Stephen S.
Stephen S.

Reputation: 835

MYSQL order by publish date and timestamp irregularities

I'm trying to list out news using php and mysql based on the publish date and the time-stamp of the news article. I need all articles to list with the newest publish date and most recent time-stamp. I'm getting some irregularities in the listings when i attempt to accomplish this.

To note, some news articles could have a timestamp of today but a publish date of 10 from now.

SELECT * FROM table_news WHERE pubdate <= ".time()." ORDER BY pubdate,date DESC

SELECT * FROM table_news WHERE pubdate <= ".time()." ORDER BY date,pubdate DESC

SELECT * FROM table_news WHERE pubdate <= ".time()." ORDER BY pubdate,date ASC

SELECT * FROM table_news WHERE pubdate <= ".time()." ORDER BY date,pubdate ASC

None of these work...

I can list some of the results but i thought it might be a bit redundant. Let me know if you'd like to see them.

I'm either missing something obvious (long hours this week...) or there is a more creative approach to this.

Thanks for the help!

Upvotes: 1

Views: 2458

Answers (4)

Stephan B
Stephan B

Reputation: 3701

I am guessing here, but I think I know what you expected ORDER BYto do.

When ordering by two columns, you will not get the most recent and newest, you will get all entries ordered by the first column in that ORDER BY clause, and only if two rows have the same value these two will be ordered by the second column.

You may try if this works as expected:

SELECT *
FROM table_news
WHERE pubdate <= ".time()."
ORDER BY MAX(pubdate,date) DESC

This will order by whatever date is more recent.

Upvotes: 1

Isotopp
Isotopp

Reputation: 3393

You need to use a MySQL formatted date in your query string. Try

SELECT NOW();

to see what a MySQL formatted date looks like. You may want to use the NOW() function directly in your query instead of using the PHP time() function.
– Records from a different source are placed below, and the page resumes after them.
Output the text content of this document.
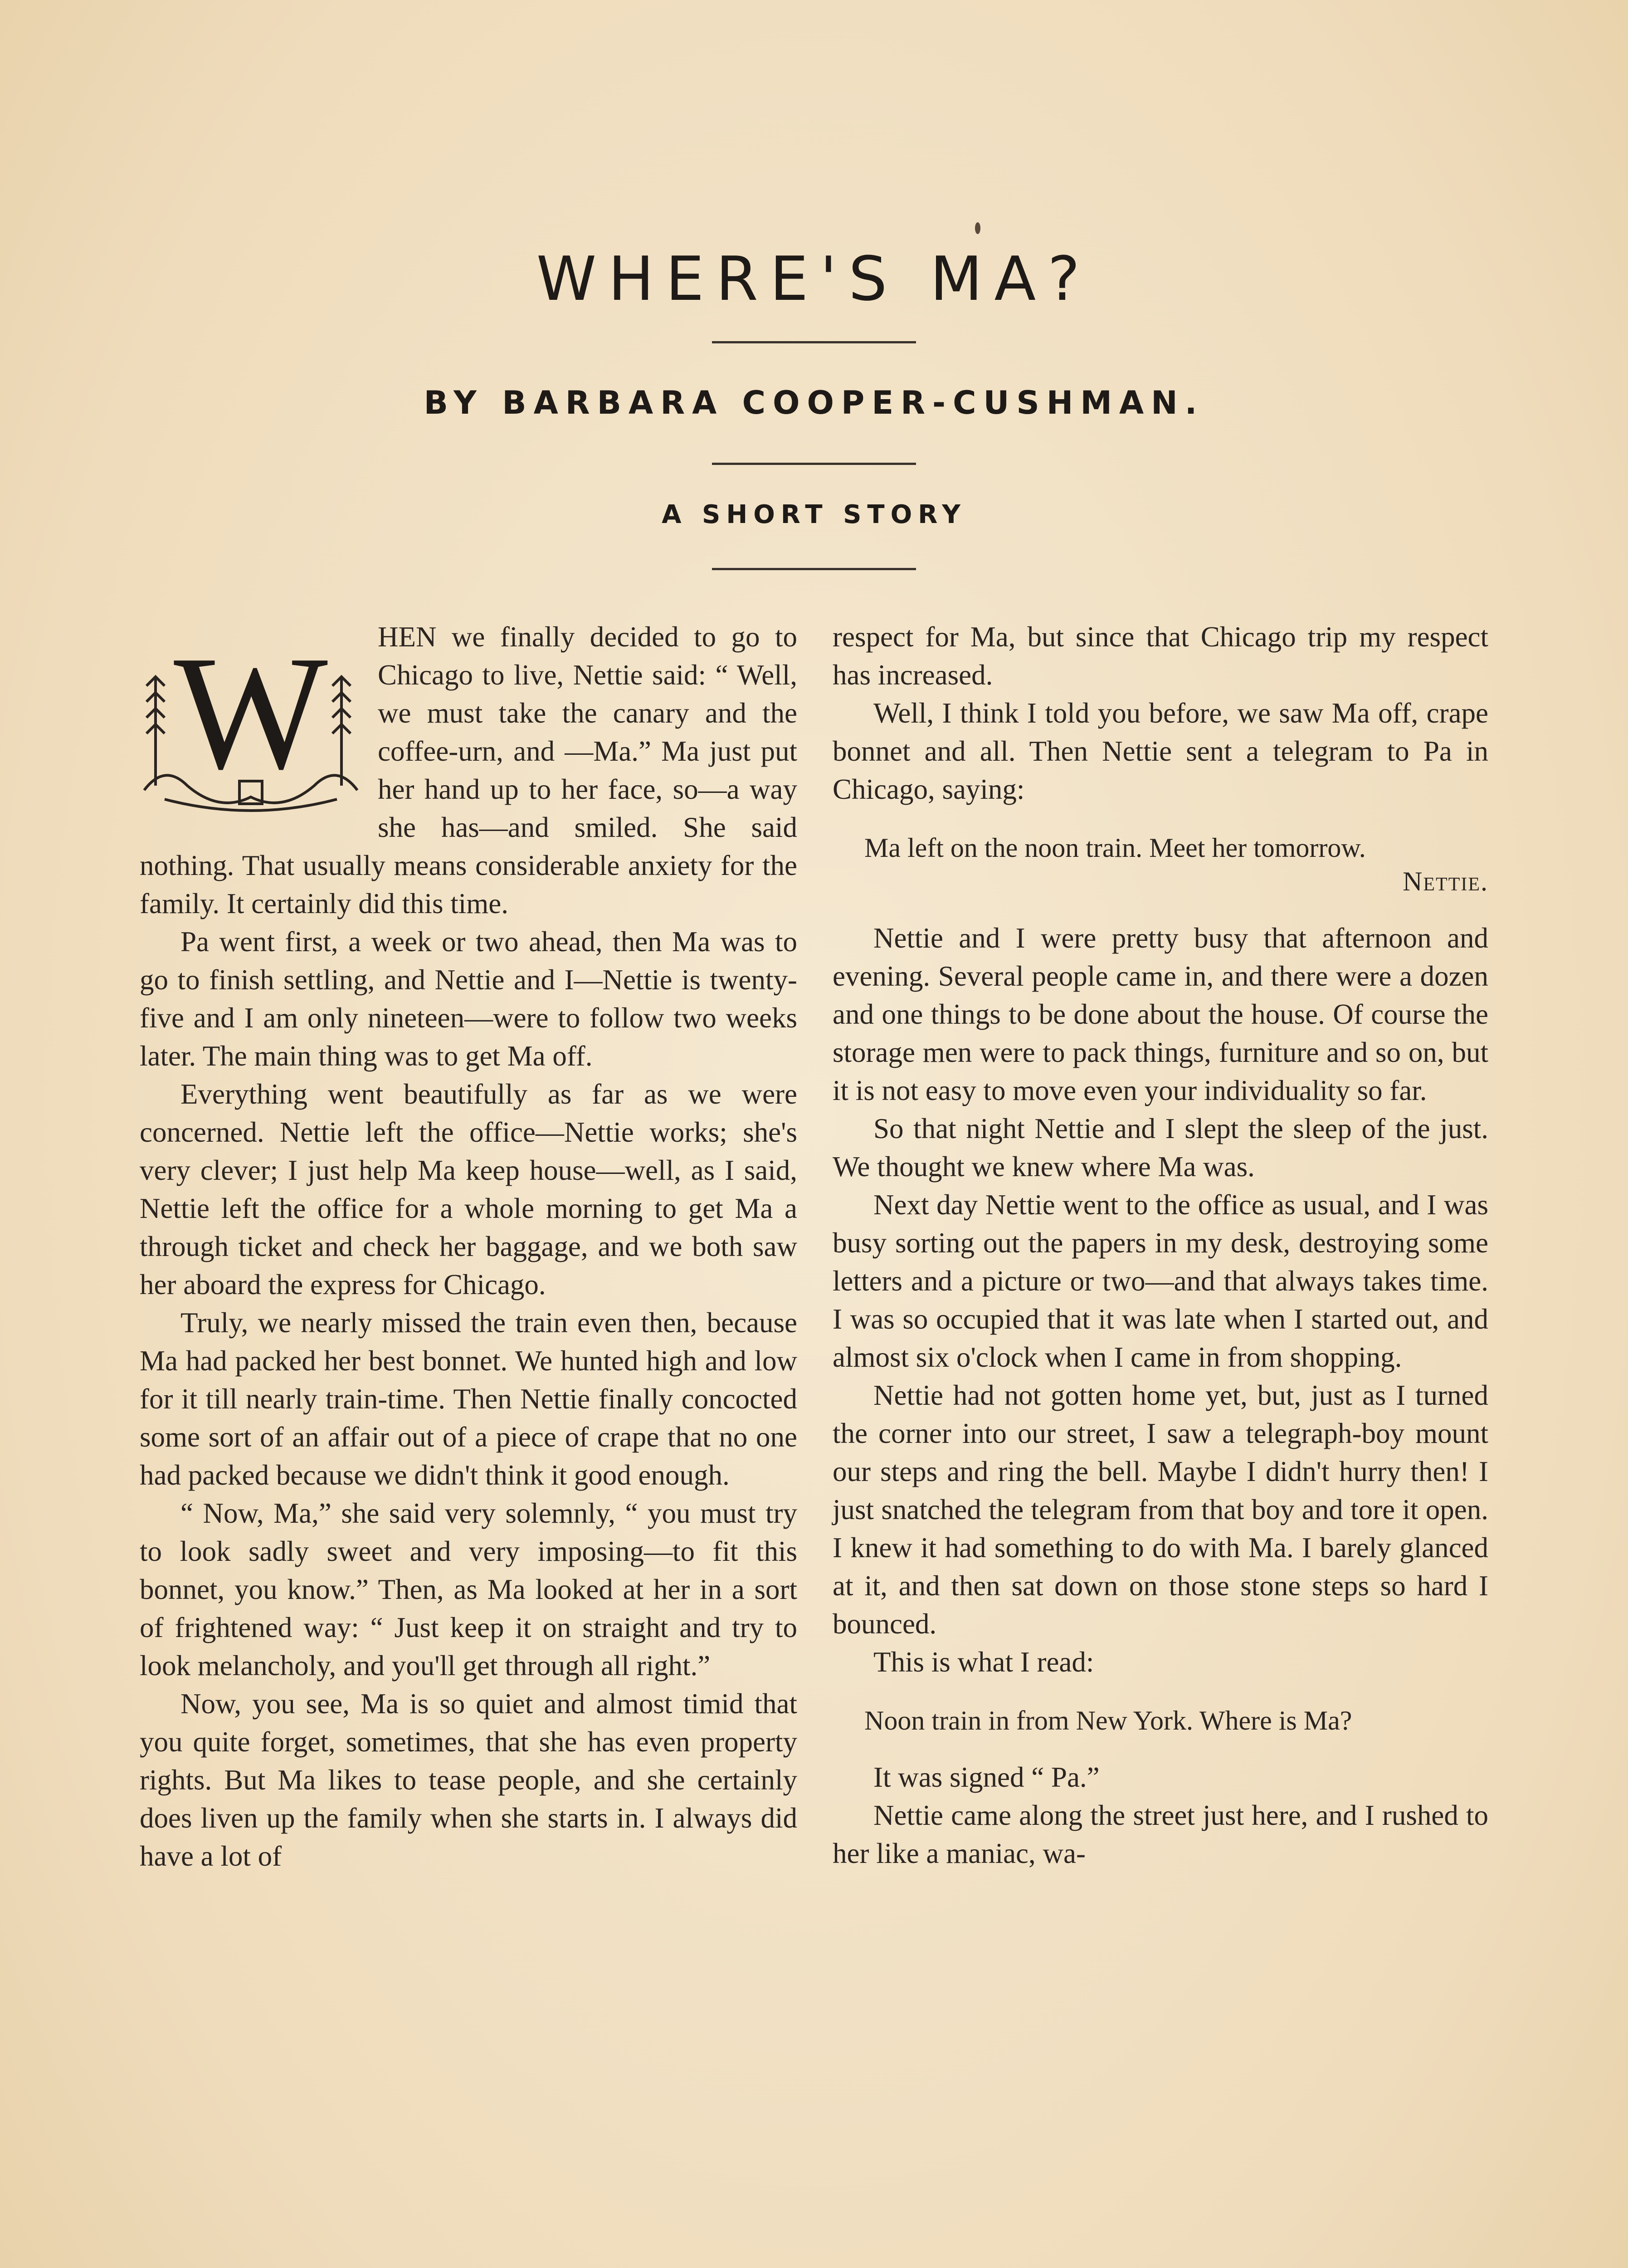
WHERE'S MA?
BY BARBARA COOPER-CUSHMAN.
A SHORT STORY
W	HEN we finally decided to go to Chicago to live, Nettie said: “ Well, we must take the canary and the coffee-urn, and —Ma.” Ma just put her hand up to her face, so—a way she has—and smiled. She said nothing. That usually means considerable anxiety for the family. It certainly did this time.

Pa went first, a week or two ahead, then Ma was to go to finish settling, and Nettie and I—Nettie is twenty-five and I am only nineteen—were to follow two weeks later. The main thing was to get Ma off.

Everything went beautifully as far as we were concerned. Nettie left the office—Nettie works; she's very clever; I just help Ma keep house—well, as I said, Nettie left the office for a whole morning to get Ma a through ticket and check her baggage, and we both saw her aboard the express for Chicago.

Truly, we nearly missed the train even then, because Ma had packed her best bonnet. We hunted high and low for it till nearly train-time. Then Nettie finally concocted some sort of an affair out of a piece of crape that no one had packed because we didn't think it good enough.

“ Now, Ma,” she said very solemnly, “ you must try to look sadly sweet and very imposing—to fit this bonnet, you know.” Then, as Ma looked at her in a sort of frightened way: “ Just keep it on straight and try to look melancholy, and you'll get through all right.”

Now, you see, Ma is so quiet and almost timid that you quite forget, sometimes, that she has even property rights. But Ma likes to tease people, and she certainly does liven up the family when she starts in. I always did have a lot of

respect for Ma, but since that Chicago trip my respect has increased.

Well, I think I told you before, we saw Ma off, crape bonnet and all. Then Nettie sent a telegram to Pa in Chicago, saying:

Ma left on the noon train. Meet her tomorrow.
Nettie.

Nettie and I were pretty busy that afternoon and evening. Several people came in, and there were a dozen and one things to be done about the house. Of course the storage men were to pack things, furniture and so on, but it is not easy to move even your individuality so far.

So that night Nettie and I slept the sleep of the just. We thought we knew where Ma was.

Next day Nettie went to the office as usual, and I was busy sorting out the papers in my desk, destroying some letters and a picture or two—and that always takes time. I was so occupied that it was late when I started out, and almost six o'clock when I came in from shopping.

Nettie had not gotten home yet, but, just as I turned the corner into our street, I saw a telegraph-boy mount our steps and ring the bell. Maybe I didn't hurry then! I just snatched the telegram from that boy and tore it open. I knew it had something to do with Ma. I barely glanced at it, and then sat down on those stone steps so hard I bounced.

This is what I read:

Noon train in from New York. Where is Ma?

It was signed “ Pa.”

Nettie came along the street just here, and I rushed to her like a maniac, wa-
SELECT * FROM table_news WHERE pubdate <= NOW() ORDER BY ...

The PHP function time() returns a Unix Timestamp (seconds since midnight 1st of January, 1970 UTC). The MySQL functions FROM_UNIXTIME() and UNIX_TIMESTAMP() can be used to convert from and to Unix Timestamps.

In order to be able to use an index, the name of the column you compare against must be used free standing and not be used in a function. That is,

SELECT * FROM table_news WHERE pubdate < FROM_UNIXTIME(1306421037)

can use an index on pubdate, but

SELECT * FROM table_news WHERE unix_timestamp(pubdate) < 1306421037

cannot use an index on pubdate, because the index is on pubdate and not on unix_timestamp(pubdate) (MySQL does not support functional indices).

Upvotes: 1

Marc B
Marc B

Reputation: 360782

Is your pubdate field a unix timestmap (e.g. an integer field), or an actual mysql date/time field? time() returns a unix timestamp, not a date/time string. Use this instead:

SELECT *
FROM table_news
WHERE pubdate <= now()
ORDER BY pubdate DESC, date DESC

Note the DESC on both fields in the order by clause. unless you specify asc/desc explicitly on each field in an order-by clause, SQL specifies defaulting to ASC.

Upvotes: 4

George Cummins
George Cummins

Reputation: 28936

SELECT * FROM table_news WHERE pubdate <= NOW() ORDER BY pubdate,date DESC

PHP's time() returns the current time as a Unix timestamp, which uses a format very different from the MySQL timestamp. You can use NOW() to get the current timestamp in MySQL.